Member of the Folketing
- Incumbent
- Assumed office 5 June 2019
- Constituency: Copenhagen

Personal details
- Born: 15 July 1969 (age 57) Charlottenlund, Denmark
- Party: Conservative People's Party

= Katarina Ammitzbøll =

Danish politician

Katarina Ammitzbøll (born 15 July 1969 in Charlottenlund) is a Danish politician, who is a member of the Folketing for the Conservative People's Party. She was elected into parliament at the 2019 Danish general election.

==Political career==
Ammitzbøll first ran for parliament in the 2015 Danish general election, where she received 1,149 votes. This resulted in her becoming a substitute member of the Folketing in the 2015-2019 term, though she was not called upon during the term. She was elected into the municipal council of Gentofte Municipality at the 2017 local election. She ran for parliament again in the 2019 election where she received 2,261, securing her a seat in the Folketing.

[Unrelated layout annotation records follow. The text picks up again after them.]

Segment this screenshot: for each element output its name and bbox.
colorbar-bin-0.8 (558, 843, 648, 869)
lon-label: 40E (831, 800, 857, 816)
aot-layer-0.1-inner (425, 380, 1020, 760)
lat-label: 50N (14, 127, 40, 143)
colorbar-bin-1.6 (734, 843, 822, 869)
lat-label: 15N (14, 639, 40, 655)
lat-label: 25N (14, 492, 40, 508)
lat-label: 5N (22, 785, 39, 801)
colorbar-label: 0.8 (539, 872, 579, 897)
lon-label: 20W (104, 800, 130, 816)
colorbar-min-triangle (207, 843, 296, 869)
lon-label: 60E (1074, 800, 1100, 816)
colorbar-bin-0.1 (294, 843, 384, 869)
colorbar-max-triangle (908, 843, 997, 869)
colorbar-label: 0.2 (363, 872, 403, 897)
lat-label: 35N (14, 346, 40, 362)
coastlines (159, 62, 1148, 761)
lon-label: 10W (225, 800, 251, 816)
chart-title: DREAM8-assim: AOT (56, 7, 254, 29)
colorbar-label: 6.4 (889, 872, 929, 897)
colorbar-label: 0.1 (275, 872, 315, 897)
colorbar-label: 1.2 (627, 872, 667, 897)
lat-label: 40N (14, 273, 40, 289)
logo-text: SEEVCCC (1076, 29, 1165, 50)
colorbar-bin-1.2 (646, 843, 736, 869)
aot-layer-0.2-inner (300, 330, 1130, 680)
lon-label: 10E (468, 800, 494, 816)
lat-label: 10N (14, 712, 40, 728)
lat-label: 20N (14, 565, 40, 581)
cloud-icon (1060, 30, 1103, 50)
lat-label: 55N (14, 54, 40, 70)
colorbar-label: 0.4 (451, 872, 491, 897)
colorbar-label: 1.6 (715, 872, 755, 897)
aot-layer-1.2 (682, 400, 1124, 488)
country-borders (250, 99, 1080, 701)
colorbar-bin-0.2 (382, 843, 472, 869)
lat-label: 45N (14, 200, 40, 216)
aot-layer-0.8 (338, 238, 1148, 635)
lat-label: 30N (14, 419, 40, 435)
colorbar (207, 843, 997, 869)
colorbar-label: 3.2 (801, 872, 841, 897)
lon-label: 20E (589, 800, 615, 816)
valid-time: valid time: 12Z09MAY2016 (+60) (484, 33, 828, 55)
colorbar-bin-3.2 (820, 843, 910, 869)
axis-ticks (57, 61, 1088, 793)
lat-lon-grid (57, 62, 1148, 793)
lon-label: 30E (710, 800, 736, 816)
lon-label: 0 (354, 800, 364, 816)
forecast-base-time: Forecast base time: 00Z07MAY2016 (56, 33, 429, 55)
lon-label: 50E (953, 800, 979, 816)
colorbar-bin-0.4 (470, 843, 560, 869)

==Aiding the exile of Ted Hui==
In late November 2021, Ammitzbøll and Uffe Elbæk aided former Hong Kong lawmaker Ted Hui, who was under criminal investigation, to obtain a visa to leave Hong Kong. Hui used this opportunity to self-exile, as he announced shortly after arriving. Danish reports said that Hong Kong authorities would seek to have Ammitzbøll and Elbæk extradited.